I Knew When Written on My Heart:
Experience and the Knowledge of God
Wednesday, May 6, 7 p.m.
First Free Methodist Church
3200 Third Avenue W. (adjacent to campus)
The event is free, open to the public, and wheelchair accessible.
About the Lecture
Can an experience of the heart enable us to know God? How can we relate the intellectual claims of the Christian faith to the dynamics we experience on the way of salvation? In his sermons and other writings, John Wesley articulated a carefully defined and crucial role for such experiences. Communities in the Wesleyan tradition have tended to follow Wesley in valuing both the head and the heart, yet many believers sense a tension between them.
This lecture will explore the place of spiritual perception in Wesley’s understanding of how one comes to embrace the Christian faith. It will also consider the contemporary relevance of Wesley’s vision in the particular settings of congregational ministry and Christian educational institutions.

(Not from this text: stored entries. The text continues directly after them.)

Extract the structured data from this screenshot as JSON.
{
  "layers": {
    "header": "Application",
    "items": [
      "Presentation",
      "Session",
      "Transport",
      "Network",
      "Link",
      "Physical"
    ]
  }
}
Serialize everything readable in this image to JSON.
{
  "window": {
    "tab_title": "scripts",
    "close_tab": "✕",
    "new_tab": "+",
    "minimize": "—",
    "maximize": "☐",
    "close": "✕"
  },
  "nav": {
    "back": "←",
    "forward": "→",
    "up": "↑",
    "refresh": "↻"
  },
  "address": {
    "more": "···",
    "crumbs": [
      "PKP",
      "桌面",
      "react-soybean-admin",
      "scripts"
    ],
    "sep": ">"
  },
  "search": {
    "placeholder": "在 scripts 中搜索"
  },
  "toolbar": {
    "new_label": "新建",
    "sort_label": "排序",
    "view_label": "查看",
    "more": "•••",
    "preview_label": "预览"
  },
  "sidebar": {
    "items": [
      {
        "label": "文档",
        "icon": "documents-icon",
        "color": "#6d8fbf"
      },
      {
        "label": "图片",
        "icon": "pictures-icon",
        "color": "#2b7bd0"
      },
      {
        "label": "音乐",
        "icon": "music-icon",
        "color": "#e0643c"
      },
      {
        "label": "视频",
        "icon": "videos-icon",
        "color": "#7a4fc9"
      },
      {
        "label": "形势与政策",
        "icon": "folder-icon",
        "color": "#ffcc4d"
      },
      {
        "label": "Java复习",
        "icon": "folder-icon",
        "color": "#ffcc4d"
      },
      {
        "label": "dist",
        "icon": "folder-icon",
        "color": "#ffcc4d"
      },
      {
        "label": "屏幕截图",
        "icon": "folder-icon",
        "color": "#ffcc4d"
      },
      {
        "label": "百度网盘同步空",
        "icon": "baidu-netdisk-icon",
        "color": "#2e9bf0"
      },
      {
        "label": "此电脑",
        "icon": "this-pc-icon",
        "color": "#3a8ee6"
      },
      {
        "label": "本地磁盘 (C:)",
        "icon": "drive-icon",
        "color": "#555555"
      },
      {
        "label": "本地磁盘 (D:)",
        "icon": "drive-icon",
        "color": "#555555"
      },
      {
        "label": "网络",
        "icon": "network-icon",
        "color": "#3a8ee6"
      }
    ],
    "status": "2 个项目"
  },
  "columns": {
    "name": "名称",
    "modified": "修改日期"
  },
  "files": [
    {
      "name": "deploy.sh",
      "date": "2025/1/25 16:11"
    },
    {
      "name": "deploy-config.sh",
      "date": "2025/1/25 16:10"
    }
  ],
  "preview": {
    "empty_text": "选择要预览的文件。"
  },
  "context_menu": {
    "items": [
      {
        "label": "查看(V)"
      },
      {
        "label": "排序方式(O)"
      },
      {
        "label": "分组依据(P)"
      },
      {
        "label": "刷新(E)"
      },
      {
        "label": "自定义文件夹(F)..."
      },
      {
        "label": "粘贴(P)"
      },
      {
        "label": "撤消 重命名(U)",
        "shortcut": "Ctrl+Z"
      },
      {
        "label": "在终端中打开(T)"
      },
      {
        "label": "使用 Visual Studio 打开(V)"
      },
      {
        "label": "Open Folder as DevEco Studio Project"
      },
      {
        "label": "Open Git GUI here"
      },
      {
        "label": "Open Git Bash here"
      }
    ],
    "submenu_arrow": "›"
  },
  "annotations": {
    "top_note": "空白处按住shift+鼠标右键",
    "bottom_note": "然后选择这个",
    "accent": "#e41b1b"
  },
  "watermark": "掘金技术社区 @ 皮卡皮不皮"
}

Doug Koskela, Keynote Speaker
Doug Koskela primarily teaches courses in systematic theology, vocation, and the University Foundations sequence. His areas of research interest include Wesleyan theology, epistemology of theology, vocation, and ecclesiology.
Dr. Koskela currently serves as president of the Wesleyan Theological Society. He is also a member of the American Academy of Religion and the Committee on Free Methodist History and Archives.
Dr. Koskela has authored two books, including the recent Calling and Clarity: Discovering What God Wants for Your Life (Eerdmans, 2015). He has also published numerous articles and book chapters. He is an ordained elder in the Pacific Northwest Conference of the Free Methodist Church.
Rob McKenna, Respondent
Dr. Rob McKenna is chair and associate professor of the Department of Industrial-Organizational Psychology at SPU.
Paul T. Walls
Paul T. Walls spent 31 years on SPU’s Board of Trustees and was known for his integrity and financial acumen. A successful career in real estate cultivated his ability to help manage the growth of Seattle Pacific from a college into a university. So too did his life of strong and active service to the Free Methodist Church at both local and national levels.
Before his death in 1998, Paul and his wife, Vera, established an educational foundation to help students realize a seminary education that provides the intellectual and spiritual leadership to stimulate and strengthen the denomination into the future.